- Permanent damage to any part of the nephron
- Multiple possibilities for inciting cause
- Any age or sex cat, more common in older cats
Signalment
- History of polyuria/polydipsia
Physical exam findings
- Kidneys may palpate small and irregular, occasionally large. Usually not painful upon palpation
- Uremic breath, ulcers present in cats usually only end-stage
Diagnosis
Differential diagnosis
- Prerenal azotemia – dehydration, high protein diet
o ARF
o CRF
o Diabetes
o Diuretics
IRIS staging
- Stage 1: USG <1.030 with proteinuria or <1.025 without proteinuria, no azotemia, creatinine <1.6
- Stage 2: Mild azotemia, creatinine 1.6-2.8, PU/PD and other clinical signs absent or minimal
- Stage 3: Moderate azotemia, creatinine 2.8-5, clinical signs generally present
- Stage 4: Severe azotemia, uremic syndrome, creatinine >5
Treatment
Practical management
- Stage 1: Full bloodwork, BP, UA, +/- urine P/C ratio, +/- urine culture. Phosphorus binder if phosphorus over 3 (want to keep under 4), start dietary therapy? Recheck every 6 months with weight, UA, bloodwork
- Stage 2: As above, but definite UP/C. Recheck every 4 months with weight and UA, Electrolytes +/- bloodwork as determined by history and PE, BP every 6 months
- Stage 3: As above, recheck every 3 months. UA every visit +/- urine culture prn, culture every 6-9 months if otherwise stable. Bloodwork and BP every 6 months.

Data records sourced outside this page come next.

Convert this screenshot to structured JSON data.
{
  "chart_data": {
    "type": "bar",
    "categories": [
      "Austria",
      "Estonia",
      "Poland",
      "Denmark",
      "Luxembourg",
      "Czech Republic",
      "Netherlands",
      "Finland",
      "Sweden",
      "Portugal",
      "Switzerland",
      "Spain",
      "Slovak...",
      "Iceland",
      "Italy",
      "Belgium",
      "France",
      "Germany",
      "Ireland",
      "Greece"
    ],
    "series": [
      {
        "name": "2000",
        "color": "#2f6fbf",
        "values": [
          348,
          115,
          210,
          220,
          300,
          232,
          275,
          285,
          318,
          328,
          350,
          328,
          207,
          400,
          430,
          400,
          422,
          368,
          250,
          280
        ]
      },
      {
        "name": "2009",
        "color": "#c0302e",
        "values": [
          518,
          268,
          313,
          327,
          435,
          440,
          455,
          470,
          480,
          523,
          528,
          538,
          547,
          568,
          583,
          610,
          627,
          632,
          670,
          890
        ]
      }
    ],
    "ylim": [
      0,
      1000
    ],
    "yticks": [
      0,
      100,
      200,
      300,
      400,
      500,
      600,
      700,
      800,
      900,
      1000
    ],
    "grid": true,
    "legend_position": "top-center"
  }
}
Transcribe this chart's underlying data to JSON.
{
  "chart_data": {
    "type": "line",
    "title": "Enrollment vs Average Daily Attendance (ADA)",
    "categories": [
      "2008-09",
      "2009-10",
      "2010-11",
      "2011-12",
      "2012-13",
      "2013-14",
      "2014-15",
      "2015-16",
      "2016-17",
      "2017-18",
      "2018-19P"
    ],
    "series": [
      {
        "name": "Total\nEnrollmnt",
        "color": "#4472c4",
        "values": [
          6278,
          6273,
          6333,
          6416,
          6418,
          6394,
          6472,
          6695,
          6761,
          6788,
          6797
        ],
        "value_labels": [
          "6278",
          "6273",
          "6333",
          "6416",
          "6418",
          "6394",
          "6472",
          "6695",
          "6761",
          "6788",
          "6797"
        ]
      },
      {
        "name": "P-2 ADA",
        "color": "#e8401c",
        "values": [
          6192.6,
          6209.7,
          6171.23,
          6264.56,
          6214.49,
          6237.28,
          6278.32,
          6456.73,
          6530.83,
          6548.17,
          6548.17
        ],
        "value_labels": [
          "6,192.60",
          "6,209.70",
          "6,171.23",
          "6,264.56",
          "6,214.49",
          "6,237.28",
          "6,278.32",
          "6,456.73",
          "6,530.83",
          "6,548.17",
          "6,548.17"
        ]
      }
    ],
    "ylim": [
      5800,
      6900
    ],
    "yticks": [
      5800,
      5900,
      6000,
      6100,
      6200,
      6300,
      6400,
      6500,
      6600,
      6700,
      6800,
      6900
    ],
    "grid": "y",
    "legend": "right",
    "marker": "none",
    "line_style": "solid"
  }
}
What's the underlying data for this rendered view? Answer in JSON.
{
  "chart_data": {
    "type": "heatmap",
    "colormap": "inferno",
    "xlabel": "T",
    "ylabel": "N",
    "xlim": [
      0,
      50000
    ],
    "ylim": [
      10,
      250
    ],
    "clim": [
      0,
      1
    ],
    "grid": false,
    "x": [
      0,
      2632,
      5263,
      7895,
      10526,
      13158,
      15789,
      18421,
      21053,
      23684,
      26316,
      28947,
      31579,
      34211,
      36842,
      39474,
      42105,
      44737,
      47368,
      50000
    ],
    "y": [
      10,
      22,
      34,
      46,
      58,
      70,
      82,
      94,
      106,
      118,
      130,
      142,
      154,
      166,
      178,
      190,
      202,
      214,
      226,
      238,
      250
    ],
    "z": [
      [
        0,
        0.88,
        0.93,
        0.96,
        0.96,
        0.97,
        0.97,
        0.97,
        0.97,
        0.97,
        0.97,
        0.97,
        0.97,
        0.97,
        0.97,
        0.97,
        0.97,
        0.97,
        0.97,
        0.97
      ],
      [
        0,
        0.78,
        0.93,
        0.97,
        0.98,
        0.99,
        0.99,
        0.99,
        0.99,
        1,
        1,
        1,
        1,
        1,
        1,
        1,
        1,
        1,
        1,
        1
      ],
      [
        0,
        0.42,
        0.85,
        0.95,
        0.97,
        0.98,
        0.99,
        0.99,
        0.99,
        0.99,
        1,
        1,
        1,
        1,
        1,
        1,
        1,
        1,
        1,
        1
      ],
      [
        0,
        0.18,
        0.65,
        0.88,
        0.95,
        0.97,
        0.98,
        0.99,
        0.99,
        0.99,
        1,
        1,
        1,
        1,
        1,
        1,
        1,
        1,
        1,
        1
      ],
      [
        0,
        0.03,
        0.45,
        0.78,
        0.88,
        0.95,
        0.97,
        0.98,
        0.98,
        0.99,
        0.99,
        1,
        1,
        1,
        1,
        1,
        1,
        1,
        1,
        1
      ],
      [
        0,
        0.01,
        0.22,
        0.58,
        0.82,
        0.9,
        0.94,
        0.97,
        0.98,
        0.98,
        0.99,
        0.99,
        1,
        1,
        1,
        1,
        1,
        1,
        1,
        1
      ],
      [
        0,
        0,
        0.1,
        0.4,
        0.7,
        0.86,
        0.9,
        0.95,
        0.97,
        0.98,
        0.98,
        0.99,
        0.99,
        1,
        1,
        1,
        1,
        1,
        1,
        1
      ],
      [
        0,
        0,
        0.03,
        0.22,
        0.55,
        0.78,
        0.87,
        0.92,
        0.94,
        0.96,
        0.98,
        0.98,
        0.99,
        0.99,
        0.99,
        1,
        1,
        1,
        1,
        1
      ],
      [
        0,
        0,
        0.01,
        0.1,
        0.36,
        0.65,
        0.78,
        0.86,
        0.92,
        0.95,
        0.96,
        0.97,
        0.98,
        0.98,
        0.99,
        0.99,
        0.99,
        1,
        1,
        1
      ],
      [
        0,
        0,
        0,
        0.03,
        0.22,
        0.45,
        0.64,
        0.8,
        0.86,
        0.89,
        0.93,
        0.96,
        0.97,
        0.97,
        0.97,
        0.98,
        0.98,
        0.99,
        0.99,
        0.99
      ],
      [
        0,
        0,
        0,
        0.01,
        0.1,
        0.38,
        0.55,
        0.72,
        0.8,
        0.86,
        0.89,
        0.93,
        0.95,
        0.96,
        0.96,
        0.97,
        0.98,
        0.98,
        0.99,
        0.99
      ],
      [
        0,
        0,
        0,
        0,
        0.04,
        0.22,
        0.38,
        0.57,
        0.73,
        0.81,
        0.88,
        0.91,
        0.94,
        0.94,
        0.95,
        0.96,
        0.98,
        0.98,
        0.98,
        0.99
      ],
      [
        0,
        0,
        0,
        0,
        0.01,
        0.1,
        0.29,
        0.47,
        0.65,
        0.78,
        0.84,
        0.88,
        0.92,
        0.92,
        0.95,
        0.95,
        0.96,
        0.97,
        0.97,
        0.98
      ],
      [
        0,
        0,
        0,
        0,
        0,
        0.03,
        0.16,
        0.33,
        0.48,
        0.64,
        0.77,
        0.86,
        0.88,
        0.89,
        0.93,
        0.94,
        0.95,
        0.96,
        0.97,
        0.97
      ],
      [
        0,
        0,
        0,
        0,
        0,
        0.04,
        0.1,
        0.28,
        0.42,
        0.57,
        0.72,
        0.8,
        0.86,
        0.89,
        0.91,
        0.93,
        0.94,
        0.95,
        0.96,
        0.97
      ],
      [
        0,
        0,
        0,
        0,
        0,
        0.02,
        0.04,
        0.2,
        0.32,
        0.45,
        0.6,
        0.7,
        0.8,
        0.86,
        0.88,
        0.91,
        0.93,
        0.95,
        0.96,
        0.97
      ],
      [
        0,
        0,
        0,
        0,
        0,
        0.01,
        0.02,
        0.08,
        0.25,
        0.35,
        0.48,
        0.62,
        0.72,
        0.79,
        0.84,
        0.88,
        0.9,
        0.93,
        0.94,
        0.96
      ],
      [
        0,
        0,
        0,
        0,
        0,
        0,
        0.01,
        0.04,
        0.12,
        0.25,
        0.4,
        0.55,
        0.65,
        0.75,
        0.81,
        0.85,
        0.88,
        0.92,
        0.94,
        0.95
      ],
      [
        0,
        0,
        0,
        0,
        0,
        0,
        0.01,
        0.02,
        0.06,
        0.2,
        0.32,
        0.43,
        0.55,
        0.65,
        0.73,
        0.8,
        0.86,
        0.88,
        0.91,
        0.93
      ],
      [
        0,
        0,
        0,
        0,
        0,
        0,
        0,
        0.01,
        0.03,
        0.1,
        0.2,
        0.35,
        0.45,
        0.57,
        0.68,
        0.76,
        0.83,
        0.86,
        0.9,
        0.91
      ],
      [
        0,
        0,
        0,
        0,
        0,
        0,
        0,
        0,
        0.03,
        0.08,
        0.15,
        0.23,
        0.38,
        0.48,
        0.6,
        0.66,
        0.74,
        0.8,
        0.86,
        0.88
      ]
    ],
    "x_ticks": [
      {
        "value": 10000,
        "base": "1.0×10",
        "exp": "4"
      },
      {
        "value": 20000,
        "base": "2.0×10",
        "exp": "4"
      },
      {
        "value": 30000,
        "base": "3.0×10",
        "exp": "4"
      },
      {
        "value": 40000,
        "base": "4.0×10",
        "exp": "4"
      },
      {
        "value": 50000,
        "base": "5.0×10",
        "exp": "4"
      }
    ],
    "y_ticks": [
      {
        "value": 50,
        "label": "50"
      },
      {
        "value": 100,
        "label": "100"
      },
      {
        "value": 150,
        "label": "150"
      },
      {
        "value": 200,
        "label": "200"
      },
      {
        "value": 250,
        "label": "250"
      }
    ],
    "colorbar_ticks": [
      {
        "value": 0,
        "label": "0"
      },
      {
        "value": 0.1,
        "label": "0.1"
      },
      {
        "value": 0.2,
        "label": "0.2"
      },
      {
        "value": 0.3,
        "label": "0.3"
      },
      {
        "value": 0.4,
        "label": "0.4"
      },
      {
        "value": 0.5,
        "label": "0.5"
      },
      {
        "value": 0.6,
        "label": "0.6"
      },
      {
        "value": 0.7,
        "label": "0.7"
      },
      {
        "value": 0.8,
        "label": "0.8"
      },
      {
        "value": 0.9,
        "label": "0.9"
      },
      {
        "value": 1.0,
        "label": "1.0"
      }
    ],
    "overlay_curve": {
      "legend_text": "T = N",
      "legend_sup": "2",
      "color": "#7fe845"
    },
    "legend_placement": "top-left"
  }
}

- Stage 4: Hospitalize and stabilize, recheck monthly.
Generalizations
- Start potassium supplementations if serum K <4.2
- Start sq fluids at stage 3-4, or when appetite starts to decrease
- Start H2 blockers when appetite starts to decrease
- Keep phosphorus <4 (<5 if stage 3-4)
UP/C in CRI cats – helps classify the proteinuria
- .4 – 2 = glomerular or tubular
The higher the number, the faster the progression of the disease. Will start ACE inhibitor if over .3.